A 1.17 g sample of an alkane hydrocarbon gas occupies a volume of 674 mL at 28°C and 741 mmHg. Alkanes are known to have the general formula C nH 2n+2. What is the molecular formula of the gas in this sample? (R = 0.08206 L*atm/K*mol)

C3H8

Explanation:

Step 1:

Data obtained from the question. This includes the following:

Mass of alkane = 1.17g

Volume (V) = 674 mL

Temperature (T) = 28°C

Pressure (P) = 741 mmHg.

Gas constant (R) = 0.08206 atm. L/Kmol

Step 2:

Conversion to appropriate unit.

For Volume:

1000mL = 1L

Therefore, 674mL = 674/1000 = 0.674L

For Temperature:

Temperature (Kelvin) = Temperature (celsius) + 273

Temperature (celsius) = 28°C

Temperature (Kelvin) = 28°C + 273 = 301K

For Pressure:

760mmHg = 1atm

Therefore, 741 mmHg = 741/760 = 0.975atm

Step 3:

Determination of the number of mole of the alkane ...

The number of mole of the alkane can be obtained by using the ideal gas equation. This is illustrated below:

Volume (V) = 0.674L

Temperature (T) = 301K

Pressure (P) = 0.975atm

Gas constant (R) = 0.08206 atm.
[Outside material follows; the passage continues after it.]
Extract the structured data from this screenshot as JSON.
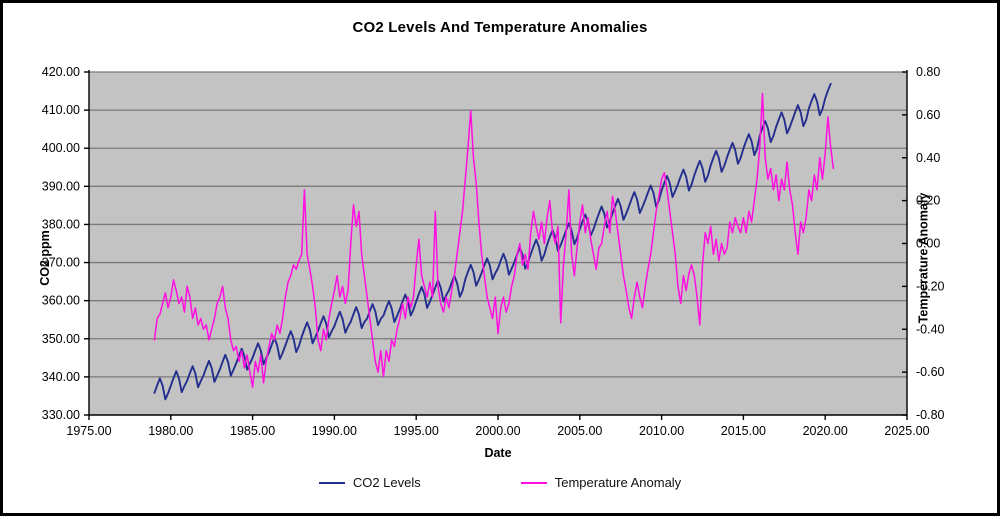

L/Kmol

Number of mole (n) = ?

PV = nRT

n = PV / RT

n = (0.975 x 0.674) / (0.08206x301)

n = 0.0266 mole

Step 4:

Determination of the molar mass of the alkane.

Mass of alkane = 1.17g

Number of mole of the alkane = 0.0266mole

Molar Mass of the alkane = ?

Number of mole = Mass/Molar Mass

Molar Mass = Mass/number of mole

Molar Mass of the alkane = 1.17/0.0266 = 44g/mol

Step 5:

Determination of the molecular formula of the alkane.

This is illustrated below:

The general formula for the alkane is CnH2n+2

To obtain the molecular formula for the alkane we shall assume n = 1, 2, 3 or more till we arrive at molar Mass of 44.

When n = 1

CnH2n+2 = CH4 = 12 + (4x1) = 16g/mol

When n = 2

CnH2n+2 = C2H6 = (12x2) + (6x1) = 30g/mol

When n = 3

CnH2n+2 = C3H8 = (12x3) + (8x1) = 44g/mol

We can see that when n is 3, the molar mass is 44g/mol.

Therefore, the molecular formula for the alkane is C3H8.